Chapter 3 examines some problems Marx takes to be inherent in capitalism that can be regarded as social pathologies, clarifying how dysfunction must be understood if his most sophisticated critiques are to be grasped. It focuses on forms of social pathology bound up with Marx's account of the formula for the circulation of capital, which distinguishes capital from mere money in terms of the function of each. Marx's biological language makes it plausible to interpret the dysfunctions of capitalism as pathologies: for example, its cancer-like growth that ignores the needs of producers. Yet these dysfunctions cannot be grasped without taking into account the spiritual aspects of human social being.
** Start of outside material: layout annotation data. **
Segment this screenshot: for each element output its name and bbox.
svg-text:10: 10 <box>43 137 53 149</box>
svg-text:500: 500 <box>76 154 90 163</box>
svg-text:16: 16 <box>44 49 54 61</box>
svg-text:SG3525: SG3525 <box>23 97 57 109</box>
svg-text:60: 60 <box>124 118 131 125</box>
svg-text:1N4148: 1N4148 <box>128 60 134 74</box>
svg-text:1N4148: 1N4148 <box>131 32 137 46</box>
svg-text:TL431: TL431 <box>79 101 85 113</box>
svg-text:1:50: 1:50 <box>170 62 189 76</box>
Marx regards social life as spiritual – as informed by the aspiration to unite the ends of life with those of freedom in one's social activity – and capitalism's failure to allow for this unity as its principal defect.
Chapter 4 examines the importance of labor in Marx's diagnoses of social pathologies. Marx conceives of labor as social, productive activity that has the potential to make material reproduction a spiritual phenomenon subject to normative standards beyond those internal to biological life. Meeting those standards requires a re-appropriation of our activity that turns alienated social powers into free activity, where re-appropriation takes place along three dimensions: knowing (or understanding) it as it really is; collectively controlling or organizing it; and affirming it without illusion as appropriate to human beings' spiritual nature. In other words, unalienated social powers must be transparent, self-determined, and productive of the good of those whose powers they are. Moreover, making social powers productive of the good, and hence genuinely affirmable, requires re-organizing, and not merely re-interpreting, our activity so as to make it social in a sense that in capitalism it is not.